Les différentes cérémonies agiles offrent un espace à l’équipe pour discuter de ce qui se passe bien, ce qui est à améliorer dans son organisation, ses livrables, etc. Les problèmes sont adressés au plus tôt pour être traités en minimisant l’impact sur le flux de travail.
Mais que se passe-t-il quand les « vrais » problèmes ne concernent pas forcément l’activité de l’équipe, la qualité de sa production ni sa performance ? Peut-on vraiment parler de tout au daily meeting ou lors des rétrospectives ?
Le constat que je fais est que malgré toutes les bonnes volontés, il reste parfois un goût d’inachevé et certains problèmes semblent ne pas avoir leur place dans ces rituels car trop personnels, trop gênants, trop sensibles… et ne tiennent pas sur un simple post-it. Ce sont des inquiétudes ressenties, des remarques entendues, des non-dits qui consomment de l’énergie et créent une réelle charge mentale.
Je propose de vous partager dans cet article un atelier visant à libérer la parole dans l’équipe.
Le constat
J’ai accompagné une équipe assez jeune, en cours de construction où il y avait des tensions, des conflits, des incompréhensions, des craintes entre les différents membres.
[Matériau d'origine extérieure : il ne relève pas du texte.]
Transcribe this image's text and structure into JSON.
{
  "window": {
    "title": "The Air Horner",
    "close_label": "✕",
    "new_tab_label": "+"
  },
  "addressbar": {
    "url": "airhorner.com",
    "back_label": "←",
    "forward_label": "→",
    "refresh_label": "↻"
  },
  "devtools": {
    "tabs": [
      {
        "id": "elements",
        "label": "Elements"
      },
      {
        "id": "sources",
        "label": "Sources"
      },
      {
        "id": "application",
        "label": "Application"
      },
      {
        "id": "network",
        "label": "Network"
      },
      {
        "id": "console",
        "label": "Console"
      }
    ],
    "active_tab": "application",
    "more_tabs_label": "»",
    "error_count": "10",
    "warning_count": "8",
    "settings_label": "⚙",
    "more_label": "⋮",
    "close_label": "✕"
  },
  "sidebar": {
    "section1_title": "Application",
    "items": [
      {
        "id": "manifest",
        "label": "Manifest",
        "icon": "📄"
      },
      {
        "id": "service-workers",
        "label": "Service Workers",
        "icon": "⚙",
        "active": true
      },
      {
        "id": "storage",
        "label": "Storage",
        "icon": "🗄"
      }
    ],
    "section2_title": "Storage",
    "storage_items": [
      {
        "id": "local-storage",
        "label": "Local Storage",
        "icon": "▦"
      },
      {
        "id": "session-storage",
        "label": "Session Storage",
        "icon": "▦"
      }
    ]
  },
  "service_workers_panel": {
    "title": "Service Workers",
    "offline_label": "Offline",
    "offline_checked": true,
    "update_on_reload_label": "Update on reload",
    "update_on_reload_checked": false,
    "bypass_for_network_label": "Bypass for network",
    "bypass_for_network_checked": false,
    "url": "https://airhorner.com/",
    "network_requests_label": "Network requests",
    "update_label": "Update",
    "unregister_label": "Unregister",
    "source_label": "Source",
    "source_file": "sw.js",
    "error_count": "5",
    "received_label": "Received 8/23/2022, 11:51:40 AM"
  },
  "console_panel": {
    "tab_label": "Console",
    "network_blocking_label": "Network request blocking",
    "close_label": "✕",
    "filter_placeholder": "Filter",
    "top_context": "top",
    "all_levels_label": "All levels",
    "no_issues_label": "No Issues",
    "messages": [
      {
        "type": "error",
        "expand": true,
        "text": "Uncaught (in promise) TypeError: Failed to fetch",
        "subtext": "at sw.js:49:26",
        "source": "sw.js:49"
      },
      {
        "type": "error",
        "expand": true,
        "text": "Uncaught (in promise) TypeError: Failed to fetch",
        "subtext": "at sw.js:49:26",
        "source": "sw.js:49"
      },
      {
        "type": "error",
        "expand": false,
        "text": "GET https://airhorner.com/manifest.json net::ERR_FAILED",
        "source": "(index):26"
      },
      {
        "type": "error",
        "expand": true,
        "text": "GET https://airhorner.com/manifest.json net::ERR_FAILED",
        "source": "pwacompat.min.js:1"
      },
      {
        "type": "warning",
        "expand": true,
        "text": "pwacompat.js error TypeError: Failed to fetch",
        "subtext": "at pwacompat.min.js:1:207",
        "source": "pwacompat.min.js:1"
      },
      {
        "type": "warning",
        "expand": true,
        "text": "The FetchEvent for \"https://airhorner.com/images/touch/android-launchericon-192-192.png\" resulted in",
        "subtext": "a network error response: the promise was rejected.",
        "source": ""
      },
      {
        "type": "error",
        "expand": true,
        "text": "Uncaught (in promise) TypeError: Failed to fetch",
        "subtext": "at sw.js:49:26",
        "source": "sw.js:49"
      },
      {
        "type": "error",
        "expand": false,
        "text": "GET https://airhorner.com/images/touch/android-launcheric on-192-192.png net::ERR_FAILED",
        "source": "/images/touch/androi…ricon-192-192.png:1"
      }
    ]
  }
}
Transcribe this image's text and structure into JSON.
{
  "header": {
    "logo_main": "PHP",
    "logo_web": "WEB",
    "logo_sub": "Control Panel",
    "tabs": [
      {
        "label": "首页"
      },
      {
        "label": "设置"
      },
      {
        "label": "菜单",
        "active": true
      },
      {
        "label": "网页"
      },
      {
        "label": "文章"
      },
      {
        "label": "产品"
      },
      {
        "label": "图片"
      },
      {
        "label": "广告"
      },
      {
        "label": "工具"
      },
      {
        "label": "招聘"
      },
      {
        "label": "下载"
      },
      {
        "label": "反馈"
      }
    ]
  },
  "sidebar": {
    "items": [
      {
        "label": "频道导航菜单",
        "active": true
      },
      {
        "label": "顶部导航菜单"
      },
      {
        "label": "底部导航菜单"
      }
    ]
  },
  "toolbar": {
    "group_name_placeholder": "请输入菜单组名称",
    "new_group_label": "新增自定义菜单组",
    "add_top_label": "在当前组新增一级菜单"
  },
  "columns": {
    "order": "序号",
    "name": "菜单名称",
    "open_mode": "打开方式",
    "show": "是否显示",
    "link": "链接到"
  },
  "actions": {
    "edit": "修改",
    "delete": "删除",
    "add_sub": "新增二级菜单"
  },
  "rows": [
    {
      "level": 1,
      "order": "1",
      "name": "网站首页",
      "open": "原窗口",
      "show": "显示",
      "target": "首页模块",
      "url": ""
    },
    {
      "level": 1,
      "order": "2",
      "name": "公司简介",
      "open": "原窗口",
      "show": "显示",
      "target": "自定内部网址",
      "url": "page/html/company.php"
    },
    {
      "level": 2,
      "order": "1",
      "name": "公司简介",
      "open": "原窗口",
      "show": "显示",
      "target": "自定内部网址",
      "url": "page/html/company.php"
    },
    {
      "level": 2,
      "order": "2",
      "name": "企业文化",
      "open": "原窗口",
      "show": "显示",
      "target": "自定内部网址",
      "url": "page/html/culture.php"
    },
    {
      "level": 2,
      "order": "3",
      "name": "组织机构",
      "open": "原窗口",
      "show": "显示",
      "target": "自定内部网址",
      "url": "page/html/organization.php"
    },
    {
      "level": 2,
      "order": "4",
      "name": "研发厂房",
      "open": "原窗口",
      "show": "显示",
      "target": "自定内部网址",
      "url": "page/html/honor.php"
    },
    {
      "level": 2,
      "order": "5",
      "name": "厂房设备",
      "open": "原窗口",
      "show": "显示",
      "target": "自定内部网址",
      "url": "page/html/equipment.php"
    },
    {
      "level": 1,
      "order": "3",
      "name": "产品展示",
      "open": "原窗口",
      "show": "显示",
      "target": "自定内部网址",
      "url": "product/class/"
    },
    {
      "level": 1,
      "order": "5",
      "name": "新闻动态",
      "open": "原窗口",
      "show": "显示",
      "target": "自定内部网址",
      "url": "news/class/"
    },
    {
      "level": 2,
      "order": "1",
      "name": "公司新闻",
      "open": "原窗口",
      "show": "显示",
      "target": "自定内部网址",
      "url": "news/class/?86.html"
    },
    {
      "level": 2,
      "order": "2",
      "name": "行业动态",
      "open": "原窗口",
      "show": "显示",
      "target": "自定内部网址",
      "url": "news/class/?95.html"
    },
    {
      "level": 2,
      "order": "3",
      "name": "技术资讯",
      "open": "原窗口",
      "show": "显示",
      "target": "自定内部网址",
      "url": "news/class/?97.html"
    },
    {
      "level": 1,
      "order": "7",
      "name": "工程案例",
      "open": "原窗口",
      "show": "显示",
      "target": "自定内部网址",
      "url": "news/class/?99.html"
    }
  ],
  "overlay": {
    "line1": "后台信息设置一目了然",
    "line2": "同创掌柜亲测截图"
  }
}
Des clans commençaient à se former au sein de l’équipe et une mauvaise ambiance générale se faisait ressentir.
Evidemment, la rétrospective semblait être totalement adaptée pour crever les abcès et avancer.
En effet, de nombreuses actions ont été identifiées pour s’améliorer à la prochaine itération sur le management visuel, sur la préparation des démos, sur la qualité des user stories…, mais les « vrais » sujets, ceux qui crispaient l’équipe, n’étaient pas abordés (relations interpersonnelles, qualité des échanges, bruits de couloir, …).
Tout le monde était assez satisfait des idées proposées mais repartait avec un sentiment d’accompagnement mitigé.
L’atelier
L’objectif recherché était d’offrir un espace, différent de celui des rituels agiles, permettant de décaler les perspectives en changeant l’ambiance et la typologie des interactions.
Je leur ai proposé un atelier issu des « Liberating Structures » : le Troika Consulting
Nombre de participants : 12
Durée : 30min
Matériel :
- Feuille
- Stylo
- Pas de table
Au lancement de l’atelier, on rappelle les règles : la bienveillance est de mise et la confidentialité des échanges doit être garantie par chacun.
L’équipe doit se répartir par groupe de 3 et se mettre dos à dos. Tous les participants sont invités à réfléchir au problème qui les perturbe le plus, aux interrogations qu’ils ont, qu’elles soient personnelles ou professionnelles, liées à l’équipe ou à son environnement. (1min)
Le premier « client » de chaque groupe partage sa question. Les « consultants » écoutent sans parler. (1-2min)
En face à face, les « consultants » posent des questions de clarification pour en savoir plus sur le contexte. (1-2min)
De nouveau dos à dos, « le client » écoute sans parler pendant que les « consultants » proposent des idées, des suggestions, des conseils (4-5min)
Le « client » se retourne et partage ce qui a eu pour lui le plus de valeur. (1-2min)
Le « client » devient « consultant » et on réitère l’exercice.
Résultats obtenus
Le fait d’être en petit comité (groupe de 3) permet de se livrer plus facilement sur les préoccupations, quelque soit leur nature. L’espace de confidentialité créé offre une atmosphère favorable au partage des sujets les plus sensibles. Chacun adresse une problématique et repart avec des idées qu’il peut ou non mettre en place.
Le fait d’être dos à dos permet de ne pas être influencé par le non verbal des « consultants » et parler de manière sincère et authentique sans se censurer.
Il n’y a pas de restitution globale faite à la fin de l’atelier mais certains ont tenu à échanger sur les solutions proposées pour partager les bénéfices avec le groupe et voir si des actions concrètes pouvaient être identifiées et suivies.
À la suite de cet atelier, les perceptions de chacun ont évolué et une meilleure cohésion d’équipe a été observée. Cela a également permis de développer la confiance au sein du groupe à travers une assistance mutuelle.
Je conseille vivement cet atelier (en entrée de rétrospective par exemple) pour décharger mentalement les membres de l’équipe et partir sur des bases saines et solides. Personnellement, je trouve cet outil puissant et l’équipe a vraiment adhéré à la démarche. Tout le monde est ressorti avec le sourire et ce fameux sentiment de lâcher prise sur ce qui les polluait mentalement.